Lasker was involved in all parts of the business, writing and editing ads, but more than anything else providing counsel and ideas for his clients. The complete advertising man. He set high ethical standards and made advertising more respectable than the patent-medicine ads that had come before. He didn't believe in expensive consumer research—one reason for his agency's much-envied profitability. Regarding the early days of marketing Kotex, Lasker years later recalled, "we didn't have to make investigations among millions of women. Just a few of us talked to our wives."

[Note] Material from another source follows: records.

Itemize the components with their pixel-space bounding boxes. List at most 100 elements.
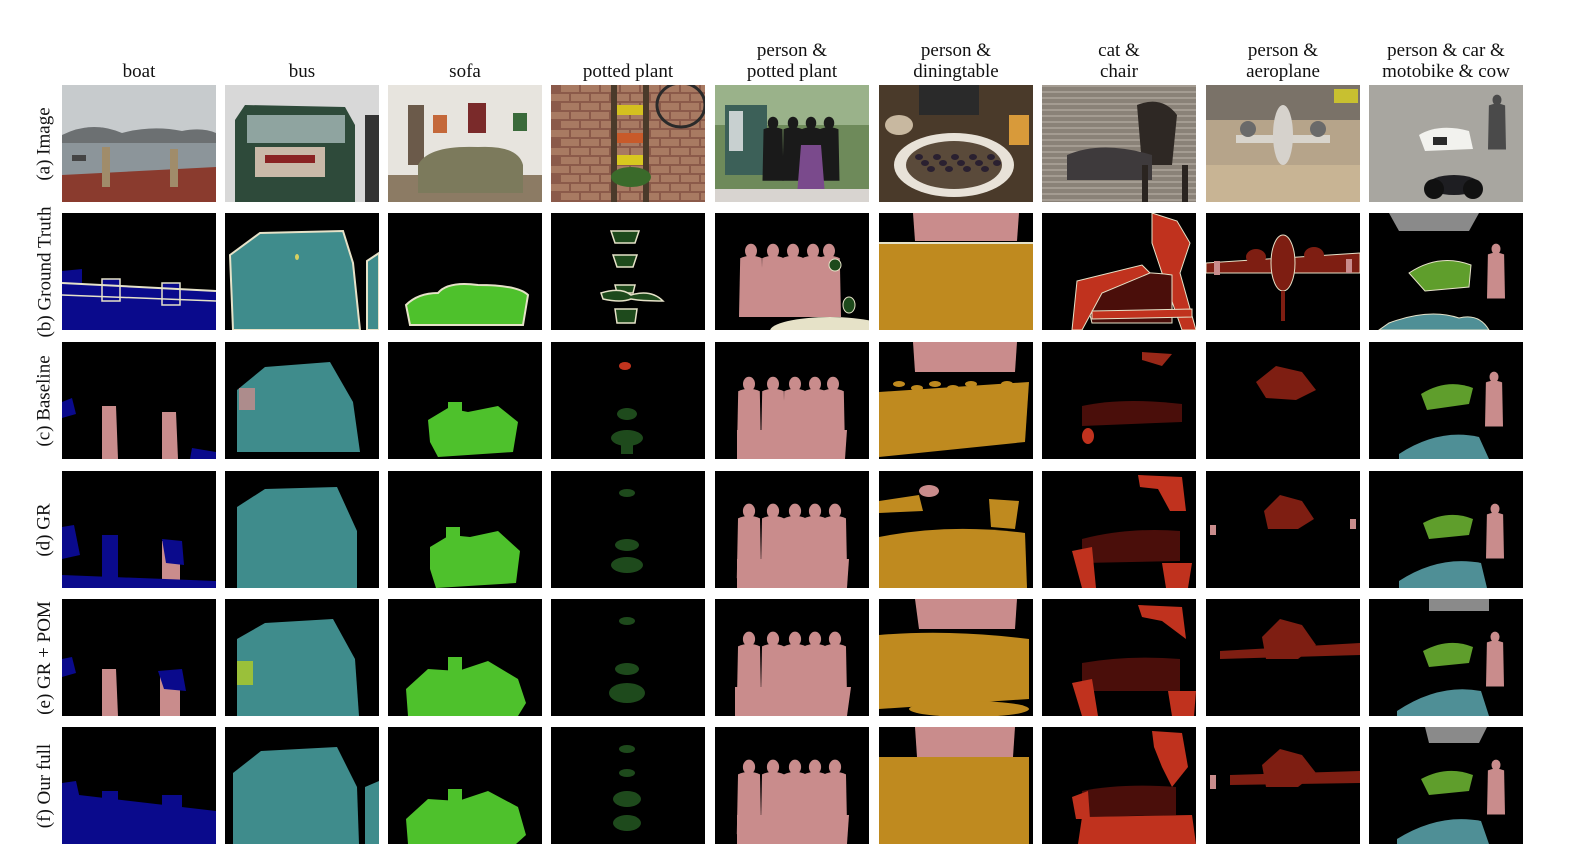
- row-label: (f) Our full: [30, 727, 60, 844]
- mask-graphic: [715, 213, 869, 330]
- segmentation-mask: [1042, 471, 1196, 588]
- segmentation-mask: [1369, 599, 1523, 716]
- row-label-text: (a) Image: [34, 106, 55, 181]
- column-label: sofa: [449, 61, 481, 82]
- row-label: (a) Image: [30, 85, 60, 202]
- segmentation-mask: [1369, 342, 1523, 459]
- mask-graphic: [62, 727, 216, 844]
- segmentation-mask: [879, 599, 1033, 716]
- segmentation-mask: [388, 213, 542, 330]
- mask-graphic: [225, 213, 379, 330]
- mask-graphic: [1042, 599, 1196, 716]
- segmentation-mask: [551, 213, 705, 330]
- mask-graphic: [551, 213, 705, 330]
- mask-graphic: [62, 471, 216, 588]
- row-label-text: (b) Ground Truth: [34, 206, 55, 337]
- input-image: [1369, 85, 1523, 202]
- segmentation-mask: [1369, 471, 1523, 588]
- image-graphic: [1206, 85, 1360, 202]
- segmentation-mask: [879, 727, 1033, 844]
- mask-graphic: [879, 727, 1033, 844]
- mask-graphic: [715, 471, 869, 588]
- segmentation-mask: [388, 727, 542, 844]
- column-label: potted plant: [582, 61, 674, 82]
- segmentation-mask: [551, 471, 705, 588]
- input-image: [62, 85, 216, 202]
- column-label: person & diningtable: [913, 40, 999, 82]
- segmentation-mask: [62, 471, 216, 588]
- mask-graphic: [1042, 213, 1196, 330]
- row-label-text: (d) GR: [34, 502, 55, 557]
- input-image: [879, 85, 1033, 202]
- input-image: [225, 85, 379, 202]
- segmentation-mask: [62, 213, 216, 330]
- segmentation-mask: [715, 213, 869, 330]
- mask-graphic: [1369, 599, 1523, 716]
- column-label: person & aeroplane: [1246, 40, 1320, 82]
- mask-graphic: [1369, 471, 1523, 588]
- segmentation-mask: [1369, 727, 1523, 844]
- segmentation-mask: [388, 342, 542, 459]
- mask-graphic: [551, 599, 705, 716]
- mask-graphic: [225, 599, 379, 716]
- mask-graphic: [551, 727, 705, 844]
- segmentation-mask: [1042, 213, 1196, 330]
- mask-graphic: [1369, 213, 1523, 330]
- row-label: (d) GR: [30, 471, 60, 588]
- mask-graphic: [715, 599, 869, 716]
- segmentation-mask: [551, 727, 705, 844]
- column-label: bus: [288, 61, 316, 82]
- mask-graphic: [388, 213, 542, 330]
- mask-graphic: [225, 727, 379, 844]
- segmentation-mask: [715, 599, 869, 716]
- mask-graphic: [715, 342, 869, 459]
- row-label: (b) Ground Truth: [30, 206, 60, 337]
- mask-graphic: [225, 342, 379, 459]
- mask-graphic: [388, 727, 542, 844]
- image-graphic: [1042, 85, 1196, 202]
- segmentation-mask: [715, 342, 869, 459]
- segmentation-mask: [1206, 727, 1360, 844]
- segmentation-mask: [1042, 599, 1196, 716]
- row-label-text: (f) Our full: [34, 743, 56, 828]
- input-image: [1206, 85, 1360, 202]
- mask-graphic: [879, 471, 1033, 588]
- segmentation-mask: [225, 599, 379, 716]
- input-image: [388, 85, 542, 202]
- mask-graphic: [1206, 342, 1360, 459]
- mask-graphic: [1369, 342, 1523, 459]
- mask-graphic: [1206, 213, 1360, 330]
- mask-graphic: [388, 599, 542, 716]
- segmentation-mask: [1206, 213, 1360, 330]
- segmentation-mask: [715, 471, 869, 588]
- segmentation-mask: [551, 599, 705, 716]
- segmentation-mask: [388, 599, 542, 716]
- segmentation-mask: [225, 727, 379, 844]
- segmentation-mask: [1206, 342, 1360, 459]
- segmentation-mask: [225, 342, 379, 459]
- segmentation-mask: [1042, 342, 1196, 459]
- mask-graphic: [1042, 727, 1196, 844]
- input-image: [715, 85, 869, 202]
- segmentation-mask: [62, 727, 216, 844]
- segmentation-mask: [879, 213, 1033, 330]
- segmentation-mask: [225, 471, 379, 588]
- mask-graphic: [879, 599, 1033, 716]
- segmentation-mask: [1369, 213, 1523, 330]
- segmentation-mask: [225, 213, 379, 330]
- row-label: (c) Baseline: [30, 342, 60, 459]
- input-image: [551, 85, 705, 202]
- mask-graphic: [62, 342, 216, 459]
- image-graphic: [62, 85, 216, 202]
- image-graphic: [388, 85, 542, 202]
- mask-graphic: [388, 471, 542, 588]
- mask-graphic: [225, 471, 379, 588]
- segmentation-mask: [551, 342, 705, 459]
- mask-graphic: [62, 599, 216, 716]
- mask-graphic: [1206, 599, 1360, 716]
- segmentation-mask: [62, 599, 216, 716]
- segmentation-mask: [1042, 727, 1196, 844]
- image-graphic: [879, 85, 1033, 202]
- mask-graphic: [1206, 727, 1360, 844]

The at-home research led the agency to propose to Kotex that the company put its product in plain wrapped packages on the retailer's counter so women wouldn't be embarrassed to ask for them. Lasker was especially adept at appealing to women: Kleenex tissues were transformed, to great effect on sales, from a "cosmetics remover" to a "disposable handkerchief." Working with the irascible George Washington Hill of American Tobacco, Lasker persuaded women that smoking Lucky Strikes would ultimately be good for their figures: "Reach for a Lucky instead of a sweet." ("Candy manufacturers screamed," the authors note.) Pepsodent toothpaste went to the top in the 1930s with radio—as did the Pepsodent-sponsored show's host, a heretofore not particularly successful comedian named Bob Hope.

[BOOKAD] Sunkist Growers, Inc

Instead of just keeping an advertiser's name in front of the public, he used 'salesmanship in print' to promote brands including Sunkist, Goodyear, Palmolive and Pepsodent.

By 1938, Lasker had made a fortune, which he spent on himself and others. He advanced millions to friends during the Depression and at times lent money to clients to finance their advertising campaigns. In 1942, tired and bored, he abruptly decided to leave the business—and take the agency's name with him, selling its assets for a token amount to Emerson Foote, Fairfax Cone and Don Belding. He had made lucrative investments and up to that point had been paying himself $1 million a year ($13 million today). He lived a baronial life; the 480-acre weekend estate he built outside Chicago had a staff of 55 and a challenging golf course where he hosted friends and clients—if they were also friends.

His third wife, Mary, introduced him to fine art—they collected Impressionists—and philanthropy. The Laskers became major contributors to the American Cancer Society, the National Heart Institute and, in part because he suffered from debilitating depression all his life, the National Committee for Mental Health. With his "energetic advocacy," Lasker "reshaped philanthropy," the authors write, by using "the tools he had embraced in the commercial context, including radio, to change the way the nation thought about cancer and other diseases." Another sign of his influence: Lasker suggested that the Birth Control Institute change its name to Planned Parenthood.

Except for a six-hour staff talk in 1925, Lasker made no speeches and wrote nothing for publication. Mary had to persuade him to put his name on the Lasker Awards for medical research. He died in 1951 at 72. The authors liken him to the Great Oz in Frank Baum's "The Wizard of Oz," "the man behind the curtain" who operated with relative invisibility. "The Man Who Sold America" pulls back the curtain and shows us a remarkable life spent shaping much of the world we know today.

—Mr. Roman, a former chairman and CEO of Ogilvy & Mather Worldwide, is the author of "The King of Madison Avenue: David Ogilvy and the Making of Modern Advertising."